Este costume parece apontar para o significado que o sol tem no rito (meio-dia é, habitualmente, a hora em que o sol está no seu apogeu, na sua força máxima).

Parece, igualmente, haver um paralelismo simétrico com a magia que a meia-noite transporta, e basta para isso vermos todas as crenças que pululam no país acerca das Noites de São João, em que as águas se tornam curativas a partir da meia-noite, e as moiras encantadas aparecem à vista humana precisamente nesta hora.

A tradição da hora era tão importante que, durante anos, a festa era também conhecida por Dia da Hora.

 

Significado do Dia da Espiga

No Dia da Espiga, como de resto como em quase todas as festividades religiosas em Portugal, conseguem vislumbrar-se tradições pagãs misturadas com práticas de fé católica. Só o facto de tratarmos a data por dois nomes diferentes – o Dia da Espiga como consagração da chegada da Primavera, a Quinta-Feira de Ascensão como celebração da subida de Cristo aos céus depois da Ressurreição – é revelador que baste.

Apesar das manifestações cristãs hoje existentes, a busca de ramos à terra mostra-nos ecos de outras festas, provavelmente de origem mediterrânea.

É difícil não nos lembrarmos de Ceres, Deusa romana da agricultura e do cereal, a quem era dedicado um festival – a Cereália – por esta altura do ano. Ceres é várias vezes representada com espigas na mão. Emerita Augusta, actual Mérida e antiga capital da Lusitânia, tem uma famosa estátua representando a Deusa.

Estátua à Deusa Ceres

Os cereais, atributo da Deusa Romana Ceres

Parece evidente que o Dia da Espiga se liga à antiguidade clássica e ao seu calendário festivo – e a somar a isso, temos as Maias, em homenagem a Flora, Deusa das Flores, e a Maia, Deusa da Primavera, ainda hoje acarinhadas com pequenos gestos como as giestas que se põem à janela no primeiro dia do mês de Maio.

A espiga, sendo ao mesmo tempo alimento e semente, carrega esse simbolismo consigo: a abundância e o crescimento. Com ela se relacionava Osíris, Deus-Sol dos Egípcios, que morre (pelo grão que alimenta) e que ressuscita (pela semente que germina). Mais tarde, o cristianismo pegou neste mesmo simbolismo e aplicou-o a Cristo que, na mesma altura do ano, morre e ressuscita. São João, falando da morte e ressurreição de Jesus, recorre ao grão de trigo: Chegou a hora de ser glorificado o Filho do Homem. Em verdade, em verdade vos digo, se o grão de trigo, caindo na terra, não morrer, fica ele só; mas, se morrer, dá muito fruto.

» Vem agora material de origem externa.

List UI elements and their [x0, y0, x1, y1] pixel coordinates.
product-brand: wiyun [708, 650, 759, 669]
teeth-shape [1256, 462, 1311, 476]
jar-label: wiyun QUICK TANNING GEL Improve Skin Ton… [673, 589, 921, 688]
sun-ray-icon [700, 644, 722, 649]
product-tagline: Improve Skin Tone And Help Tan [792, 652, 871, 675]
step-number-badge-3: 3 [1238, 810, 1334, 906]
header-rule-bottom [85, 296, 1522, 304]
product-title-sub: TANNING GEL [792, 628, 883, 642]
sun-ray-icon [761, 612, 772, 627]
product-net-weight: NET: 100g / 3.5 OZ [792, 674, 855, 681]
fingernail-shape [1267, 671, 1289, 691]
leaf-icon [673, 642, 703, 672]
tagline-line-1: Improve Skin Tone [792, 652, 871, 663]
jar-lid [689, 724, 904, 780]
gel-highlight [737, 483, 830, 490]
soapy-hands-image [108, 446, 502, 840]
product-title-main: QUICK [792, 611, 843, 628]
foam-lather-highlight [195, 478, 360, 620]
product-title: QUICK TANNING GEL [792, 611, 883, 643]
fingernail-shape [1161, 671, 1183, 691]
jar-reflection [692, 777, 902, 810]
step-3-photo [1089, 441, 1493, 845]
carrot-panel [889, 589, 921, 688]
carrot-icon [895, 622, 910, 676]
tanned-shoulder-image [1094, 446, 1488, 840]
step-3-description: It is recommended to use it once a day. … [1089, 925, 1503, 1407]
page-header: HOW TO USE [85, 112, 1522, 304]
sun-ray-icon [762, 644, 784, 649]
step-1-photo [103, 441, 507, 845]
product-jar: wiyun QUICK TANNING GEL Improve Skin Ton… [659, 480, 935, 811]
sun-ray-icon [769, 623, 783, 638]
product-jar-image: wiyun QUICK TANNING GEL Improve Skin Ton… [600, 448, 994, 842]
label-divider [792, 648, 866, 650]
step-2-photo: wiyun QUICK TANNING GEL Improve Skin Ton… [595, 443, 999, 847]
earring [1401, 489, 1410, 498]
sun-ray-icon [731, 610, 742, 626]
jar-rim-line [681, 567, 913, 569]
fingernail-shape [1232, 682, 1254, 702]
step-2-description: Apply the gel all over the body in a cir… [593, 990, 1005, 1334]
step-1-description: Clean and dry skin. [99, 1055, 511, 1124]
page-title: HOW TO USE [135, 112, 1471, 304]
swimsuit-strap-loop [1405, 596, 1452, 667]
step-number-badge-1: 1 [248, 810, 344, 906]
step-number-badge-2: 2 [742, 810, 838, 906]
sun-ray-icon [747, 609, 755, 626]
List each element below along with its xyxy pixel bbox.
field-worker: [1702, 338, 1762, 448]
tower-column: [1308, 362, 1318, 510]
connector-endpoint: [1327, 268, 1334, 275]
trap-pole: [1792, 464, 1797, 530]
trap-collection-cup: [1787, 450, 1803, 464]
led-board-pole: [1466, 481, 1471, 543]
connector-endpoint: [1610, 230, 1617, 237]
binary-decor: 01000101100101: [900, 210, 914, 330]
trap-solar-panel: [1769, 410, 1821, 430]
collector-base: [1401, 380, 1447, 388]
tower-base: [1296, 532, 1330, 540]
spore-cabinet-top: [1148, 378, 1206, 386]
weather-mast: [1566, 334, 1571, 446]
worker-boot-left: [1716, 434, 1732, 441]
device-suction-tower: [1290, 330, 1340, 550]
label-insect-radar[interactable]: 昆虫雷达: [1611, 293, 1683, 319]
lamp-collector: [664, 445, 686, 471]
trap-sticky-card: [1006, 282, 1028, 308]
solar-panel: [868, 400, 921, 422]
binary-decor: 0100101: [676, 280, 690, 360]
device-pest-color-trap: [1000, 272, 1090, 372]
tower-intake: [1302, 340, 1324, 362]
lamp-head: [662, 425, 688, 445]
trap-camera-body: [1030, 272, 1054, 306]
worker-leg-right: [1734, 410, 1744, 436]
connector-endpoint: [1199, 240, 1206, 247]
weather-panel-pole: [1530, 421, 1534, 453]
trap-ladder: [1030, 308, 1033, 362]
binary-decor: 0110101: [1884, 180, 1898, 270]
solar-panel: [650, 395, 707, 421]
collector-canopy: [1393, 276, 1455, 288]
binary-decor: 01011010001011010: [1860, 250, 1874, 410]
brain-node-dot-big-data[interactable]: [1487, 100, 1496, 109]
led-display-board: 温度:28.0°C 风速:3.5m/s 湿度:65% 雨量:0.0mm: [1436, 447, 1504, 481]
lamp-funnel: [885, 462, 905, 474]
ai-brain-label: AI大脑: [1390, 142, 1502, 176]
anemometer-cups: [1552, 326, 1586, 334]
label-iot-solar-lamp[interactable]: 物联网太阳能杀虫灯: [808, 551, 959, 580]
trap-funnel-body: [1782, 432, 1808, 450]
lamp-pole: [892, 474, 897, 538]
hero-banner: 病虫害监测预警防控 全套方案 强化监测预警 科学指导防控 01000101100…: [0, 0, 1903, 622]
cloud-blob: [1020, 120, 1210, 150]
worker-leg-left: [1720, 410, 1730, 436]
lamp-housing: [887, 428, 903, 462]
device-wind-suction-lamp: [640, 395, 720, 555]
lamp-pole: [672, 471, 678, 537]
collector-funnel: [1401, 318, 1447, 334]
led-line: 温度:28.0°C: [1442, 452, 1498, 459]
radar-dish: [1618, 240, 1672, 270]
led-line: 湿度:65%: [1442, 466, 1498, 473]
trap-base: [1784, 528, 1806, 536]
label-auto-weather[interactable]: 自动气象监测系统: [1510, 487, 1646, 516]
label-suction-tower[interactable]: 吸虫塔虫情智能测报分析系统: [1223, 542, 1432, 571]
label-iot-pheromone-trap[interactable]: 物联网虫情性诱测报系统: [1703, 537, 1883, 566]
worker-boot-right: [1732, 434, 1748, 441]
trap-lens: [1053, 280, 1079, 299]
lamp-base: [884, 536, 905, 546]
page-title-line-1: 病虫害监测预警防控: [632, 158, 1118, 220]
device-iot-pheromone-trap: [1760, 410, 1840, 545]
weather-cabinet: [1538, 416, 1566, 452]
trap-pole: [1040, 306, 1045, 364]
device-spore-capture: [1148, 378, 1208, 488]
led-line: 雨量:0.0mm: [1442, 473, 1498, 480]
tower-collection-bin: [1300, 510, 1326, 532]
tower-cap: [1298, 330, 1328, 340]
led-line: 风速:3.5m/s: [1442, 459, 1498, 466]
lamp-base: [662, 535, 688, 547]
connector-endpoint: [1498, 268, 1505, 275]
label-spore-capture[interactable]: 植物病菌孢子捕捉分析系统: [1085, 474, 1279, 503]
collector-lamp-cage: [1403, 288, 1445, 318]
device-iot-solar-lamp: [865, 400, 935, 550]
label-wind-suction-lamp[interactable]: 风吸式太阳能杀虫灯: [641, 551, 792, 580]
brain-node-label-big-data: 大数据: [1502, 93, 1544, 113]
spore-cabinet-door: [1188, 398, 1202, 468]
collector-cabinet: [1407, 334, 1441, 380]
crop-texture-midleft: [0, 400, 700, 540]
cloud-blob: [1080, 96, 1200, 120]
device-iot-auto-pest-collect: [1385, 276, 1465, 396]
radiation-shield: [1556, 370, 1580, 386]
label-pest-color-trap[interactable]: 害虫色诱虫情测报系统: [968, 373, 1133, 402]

A espiga, e muito concretamente a espiga de trigo, é assim vista como um produto-essência, irreplicável, doação indivisível dos Deuses ao homem. A sua morte, como já foi dito, não é uma morte, pois do seu grão defunto nascem muitas outras espigas. É por isso que o Ramo de Espiga, quando levado para casa, carrega consigo a abundância, a esperança de nunca faltar pão no lar.